Pupils learn about the lives and achievements of people from a range of backgrounds. They develop a strong understanding and respect for differences between people.
Pupils show considerable sensitivity when discussing issues such as racism and disability. They are well prepared to grow up in modern Britain.
There is a clear sense of teamwork among staff.
They are overwhelmingly positive about the support, training and consideration they receive from all leaders. Leaders manage staff workload and well-being well. The governing body brings a rich array of expertise and experience to their roles.
They have strong associations with the school and its community and a keen sense of pride in their work. Members of the governing body provide leaders with well-informed support and challenge.
The arrangements for safeguarding are effective.
There is a strong culture of safeguarding that runs through the school. All staff are well trained and vigilant for signs that a pupil may be at risk of harm. Staff report concerns promptly.
Leaders ensure that pupils and families get the help and support they need. They make referrals to external agencies when needed.
Pupils talked confidently about how the school teaches them to keep safe, including online.
Pupils feel safe in school and know that they can talk to any adult if they are worried. Parents and carers echo this view.
When we have judged a school to be outstanding, we will then normally go into the school about once every four years to confirm that the school remains outstanding.

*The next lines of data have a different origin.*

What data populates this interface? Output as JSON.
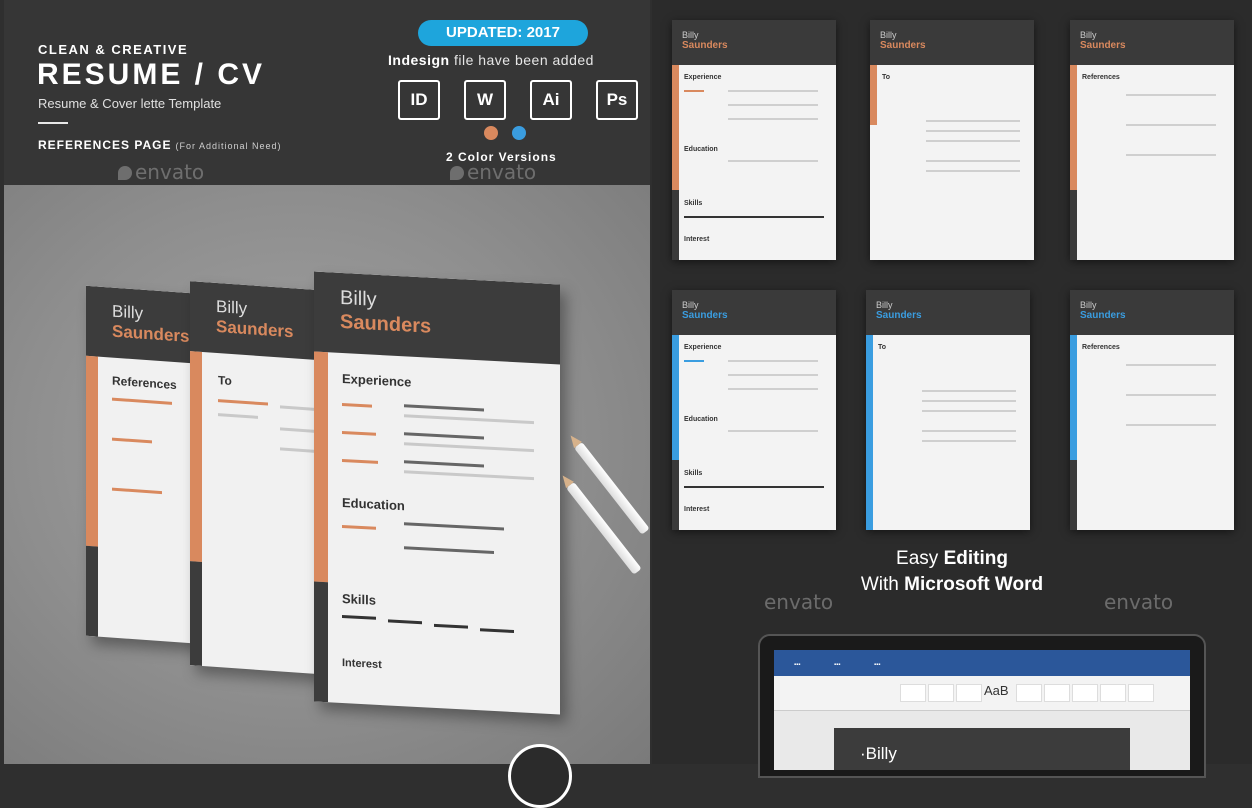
{
  "header": {
    "kicker": "CLEAN & CREATIVE",
    "title": "RESUME / CV",
    "subtitle": "Resume  & Cover lette Template",
    "references": "REFERENCES PAGE",
    "references_note": "(For Additional Need)",
    "watermark": "envato"
  },
  "badge": {
    "updated": "UPDATED: 2017"
  },
  "indesign": {
    "bold": "Indesign",
    "rest": " file have been added"
  },
  "software_icons": [
    "ID",
    "W",
    "Ai",
    "Ps"
  ],
  "colors": {
    "orange": "#d9895e",
    "blue": "#3a9de0",
    "dark": "#3a3a3a"
  },
  "color_versions": "2 Color Versions",
  "resume": {
    "first_name": "Billy",
    "last_name": "Saunders",
    "sections": {
      "references": "References",
      "to": "To",
      "experience": "Experience",
      "education": "Education",
      "skills": "Skills",
      "interest": "Interest"
    }
  },
  "right_panel": {
    "easy_line1_pre": "Easy ",
    "easy_line1_bold": "Editing",
    "easy_line2_pre": "With ",
    "easy_line2_bold": "Microsoft Word",
    "word_doc_name": "·Billy",
    "word_style_sample": "AaB"
  }
}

This is called an ungraded inspection, and it is carried out under section 8 of the Education Act 2005. We do not give graded judgements on an ungraded inspection. However, if we find evidence that a school would now receive a higher or lower grade, then the next inspection will be a graded inspection, which is carried out under section 5 of the Act.
Usually, this is within one to two years of the date of the ungraded inspection. If we have serious concerns about safeguarding, behaviour or the quality of education, we will deem the ungraded inspection a graded inspection immediately.
This is the first ungraded inspection since we judged the school to be outstanding in February 2017.